Apple has been laying off its contract-based recruiters in the past week. In that time, Cupertino has let go of around 100 recruiters responsible for hiring new Apple employees.
Apple Let Go of Contract-Based Recruiters Due to Changing Business Needs
According to Business Insider, Apple told the contract-based recruiters that they were being laid off due to changes in Apple’s current business needs. The rare move by Apple indicates that the company has indeed slowed down its new employee hiring, as earlier reported. Tim Cook also confirmed this during the recent Apple earnings conference call. He said that the company would be more “deliberate” in its spending.
We believe in investing through the downturn. And so we’ll continue to hire people and invest in areas, but we are being more deliberate in doing so in recognition of the realities of the environment.
Despite the recent layoff, Apple retained its recruiters who are full-time employees and did not release all contractual-based recruiters.
This is Not the First Time That Apple Has Performed a Mass Layoff
Although the number of contractual recruiters who were laid off may seem relatively significant, this is not the first that Apple has done so. In 2019, Apple laid off a large group of contract workers in Cork, Ireland. The workers were hired to listen to recordings of Siri conversations to help improve the technology. Apple let go of the contract workers to scale down the program due to privacy concerns. Additionally, Apple also laid off some contract workers at the Apple Park campus in 2015.

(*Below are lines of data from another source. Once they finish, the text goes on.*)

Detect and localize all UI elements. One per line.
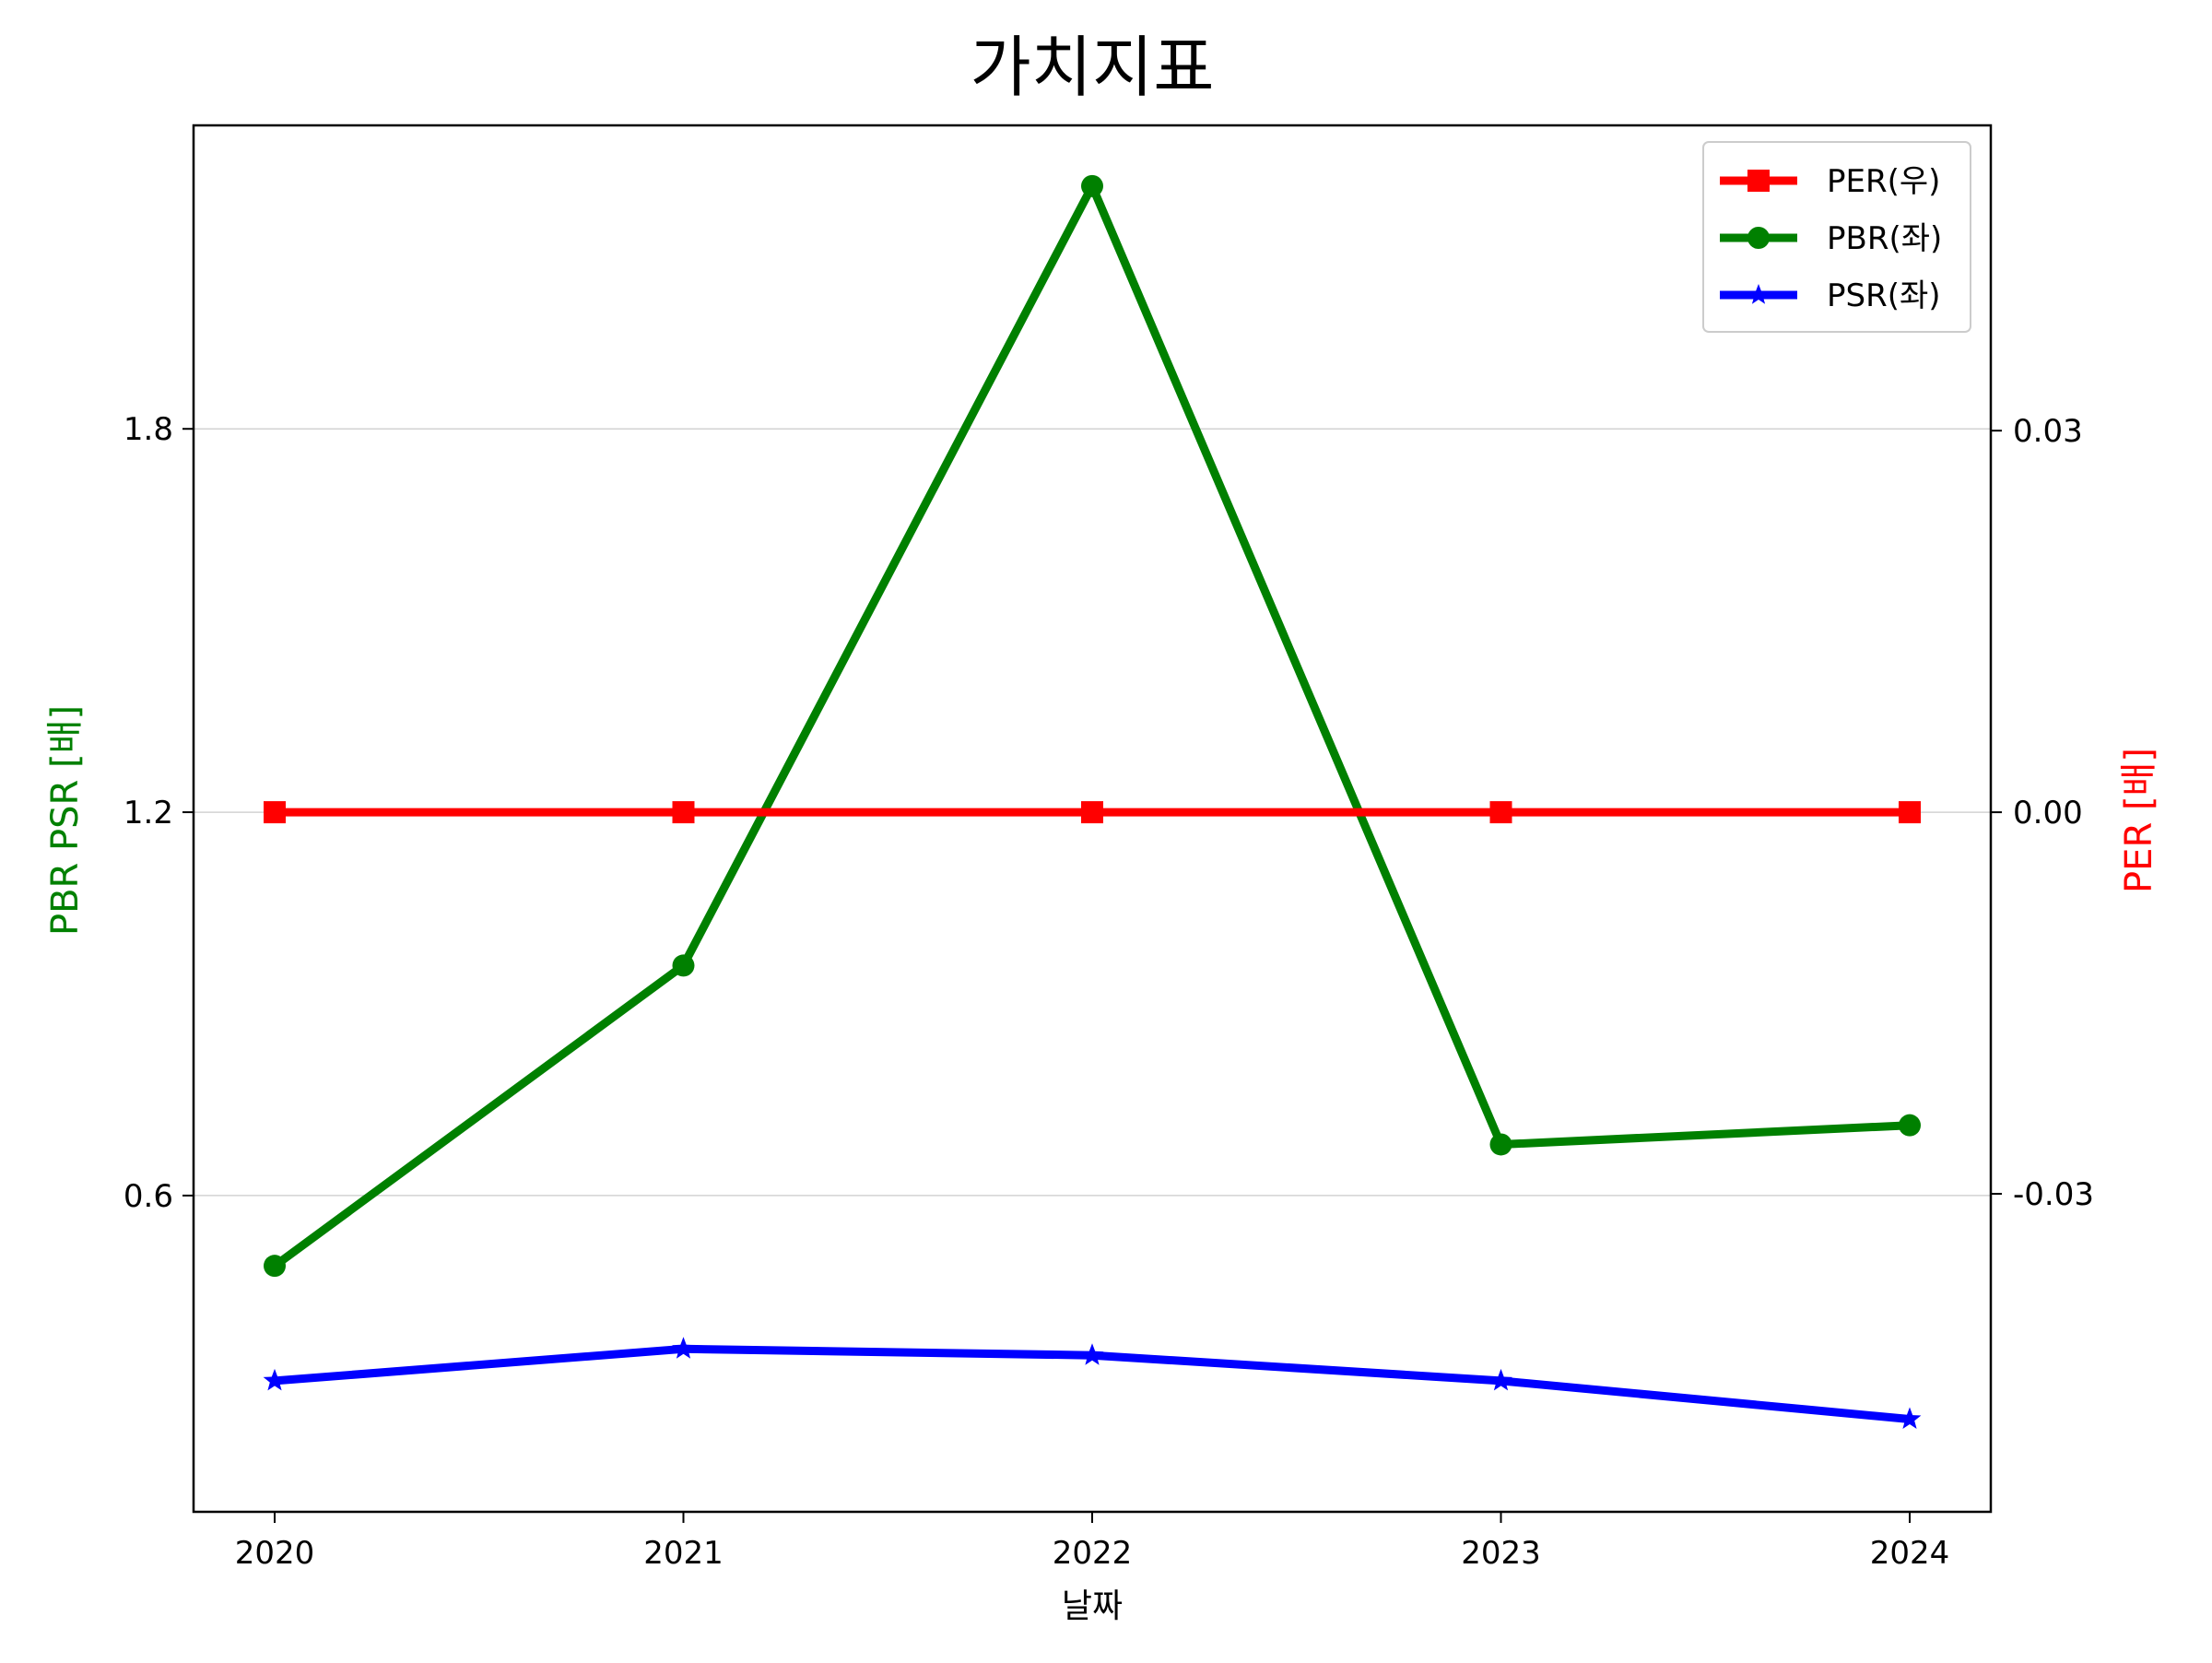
- y-tick-label-left: 1.8: [124, 411, 173, 448]
- x-tick-label: 2022: [1053, 1535, 1133, 1572]
- series-layer: [263, 174, 1922, 1429]
- y-tick-label-left: 0.6: [124, 1178, 173, 1215]
- legend: PER(우) PBR(좌) PSR(좌): [1702, 141, 1971, 333]
- axis-layer: 2020 2021 2022 2023 2024 0.6 1.2 1.8 -0.03 0.00 0.…: [124, 411, 2094, 1572]
- legend-label-per: PER(우): [1827, 163, 1940, 200]
- data-point-psr: [263, 1368, 287, 1391]
- data-point-pbr: [672, 954, 695, 977]
- y-tick-label-left: 1.2: [124, 795, 173, 832]
- data-point-per: [1489, 801, 1512, 824]
- data-point-per: [1081, 801, 1103, 824]
- y-tick-label-right: -0.03: [2013, 1176, 2094, 1213]
- legend-label-pbr: PBR(좌): [1827, 220, 1942, 257]
- data-point-psr: [1489, 1368, 1512, 1391]
- legend-box: [1702, 141, 1971, 333]
- x-tick-label: 2021: [643, 1535, 724, 1572]
- data-point-pbr: [1899, 1114, 1921, 1137]
- data-point-psr: [1080, 1343, 1104, 1365]
- x-axis-label: 날짜: [1062, 1587, 1123, 1625]
- x-tick-label: 2023: [1461, 1535, 1541, 1572]
- data-point-per: [264, 801, 286, 824]
- x-tick-label: 2020: [235, 1535, 315, 1572]
- y-axis-label-right: PER [배]: [2118, 748, 2160, 893]
- x-tick-label: 2024: [1870, 1535, 1950, 1572]
- data-point-pbr: [264, 1255, 286, 1278]
- data-point-per: [1899, 801, 1921, 824]
- legend-items: PER(우) PBR(좌) PSR(좌): [1720, 163, 1942, 314]
- data-point-psr: [1898, 1407, 1922, 1429]
- data-point-pbr: [1081, 174, 1103, 197]
- data-point-pbr: [1489, 1133, 1512, 1156]
- legend-marker-pbr: [1747, 227, 1770, 249]
- y-tick-label-right: 0.03: [2013, 413, 2083, 450]
- legend-marker-per: [1747, 170, 1770, 192]
- legend-marker-psr: [1747, 284, 1770, 304]
- y-axis-label-left: PBR PSR [배]: [44, 705, 87, 936]
- legend-label-psr: PSR(좌): [1827, 277, 1941, 314]
- data-point-per: [672, 801, 695, 824]
- chart-title: 가치지표: [971, 29, 1215, 106]
- y-tick-label-right: 0.00: [2013, 795, 2083, 832]
- data-point-psr: [672, 1337, 695, 1359]
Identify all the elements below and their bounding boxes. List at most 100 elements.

In the case of the laid-off contract-based recruiters, Apple told them that they would receive pay and medical benefits for two weeks. Also as part of the process, Apple has disabled the badges of the terminated employees. Apple told these recruiters, who came from many regions including offices in Texas and Singapore, that they need to email Apple a list of their belongings if they want them returned.
Contract-Based Workers Are Expendable
Since Apple previously announced that it would be slowing down its recruitment due to economic uncertainties, it is not surprising that the company chose to lay off those contract-based recruiters. Like many other companies, Apple hires contract workers to do technical support, customer service and other tasks. Apple also used these contractors to localize products and improve its Maps service. Contract workers usually receive fewer benefits than full-time employees. They also have fewer protections. Hence, such contractors are easily expendable.